Assertiveness – the ability to state what you need — is an important emotional intelligence skill needed to create win-win relationships. Salespeople lacking assertiveness turn into sales victims. They complain that prospects and customers are taking advantage of them when in reality, they lack assertiveness.
Budgets are one area of the sales process where a lack of assertiveness creates poor sales outcomes.
Here’s the scenario. The salesperson is at the selling stage, where they must discuss budgets. When the salesperson asks how much money the prospect has set aside for investment in his product or service, the prospect responds with a predictable answer. “I have no idea. Just put something together.”

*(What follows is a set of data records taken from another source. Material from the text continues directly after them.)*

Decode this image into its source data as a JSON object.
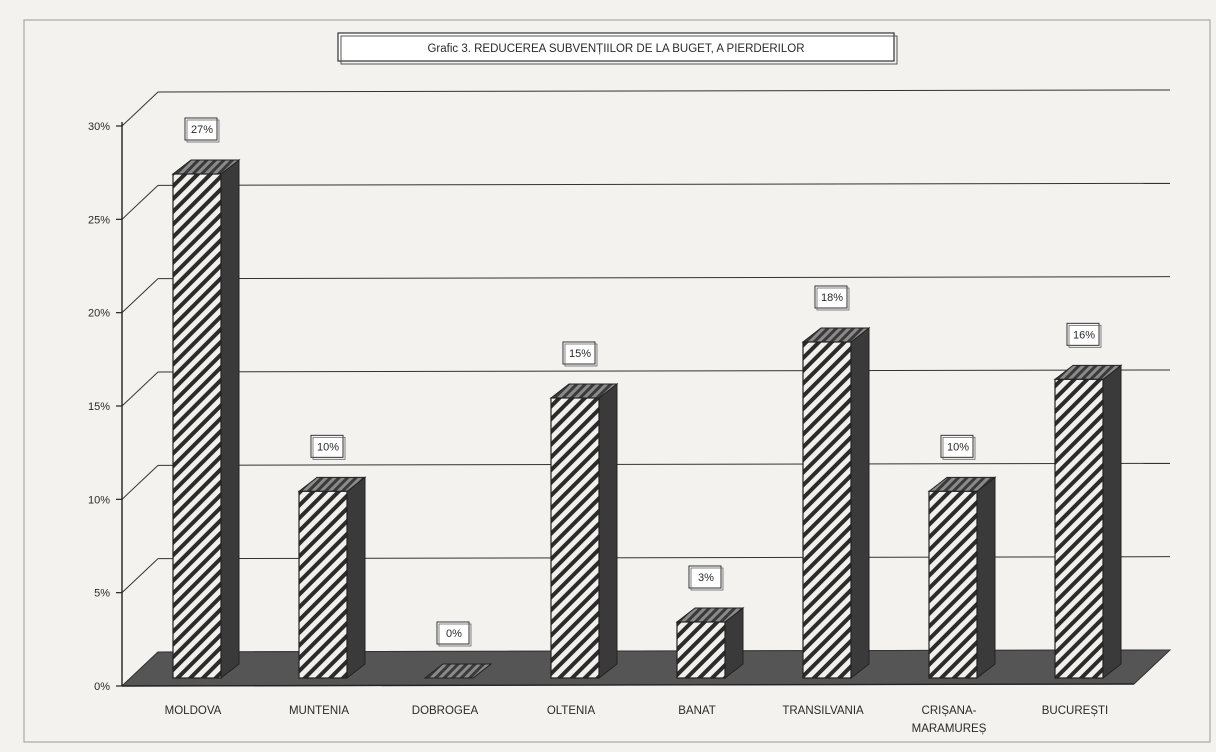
{
  "chart_data": {
    "type": "bar",
    "title": "Grafic 3. REDUCEREA SUBVENȚIILOR DE LA BUGET,  A PIERDERILOR",
    "categories": [
      [
        "MOLDOVA"
      ],
      [
        "MUNTENIA"
      ],
      [
        "DOBROGEA"
      ],
      [
        "OLTENIA"
      ],
      [
        "BANAT"
      ],
      [
        "TRANSILVANIA"
      ],
      [
        "CRIȘANA-",
        "MARAMUREȘ"
      ],
      [
        "BUCUREȘTI"
      ]
    ],
    "values": [
      27,
      10,
      0,
      15,
      3,
      18,
      10,
      16
    ],
    "data_labels": [
      "27%",
      "10%",
      "0%",
      "15%",
      "3%",
      "18%",
      "10%",
      "16%"
    ],
    "y_ticks": [
      0,
      5,
      10,
      15,
      20,
      25,
      30
    ],
    "y_tick_labels": [
      "0%",
      "5%",
      "10%",
      "15%",
      "20%",
      "25%",
      "30%"
    ],
    "ylim": [
      0,
      30
    ],
    "grid": true,
    "style": "3d-hatched-bars",
    "colors": {
      "bar_face": "#f2f0ec",
      "bar_hatch": "#2b2b2b",
      "bar_side": "#3a3a3a",
      "bar_top": "#5a5a5a",
      "floor": "#555555",
      "grid": "#333333",
      "background": "#f4f2ee"
    }
  }
}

The non-assertive salesperson goes along to get along. He spends valuable time putting together a recommendation. He sets up a meeting with the prospect and shares recommendations, only to hear, “That’s more than I wanted to invest.”
The prospect obviously had a budget. The salesperson wasn’t assertive enough to uncover it. This salesperson just wasted valuable selling time on a prospect that wasn’t qualified to be in her pipeline.
The first step in being more assertive is to raise your self-awareness. Ask yourself this powerful question: What are you afraid of losing? In this case, the salesperson is afraid of losing a deal. He believes that if he asks about a range of investments, the deal will go away. So he goes along to get along. And you know the end of the story.
If you want to close more business in the second half of the year, work on your team’s assertiveness skills. Help team members learn to share what is needed to create true win-win opportunities.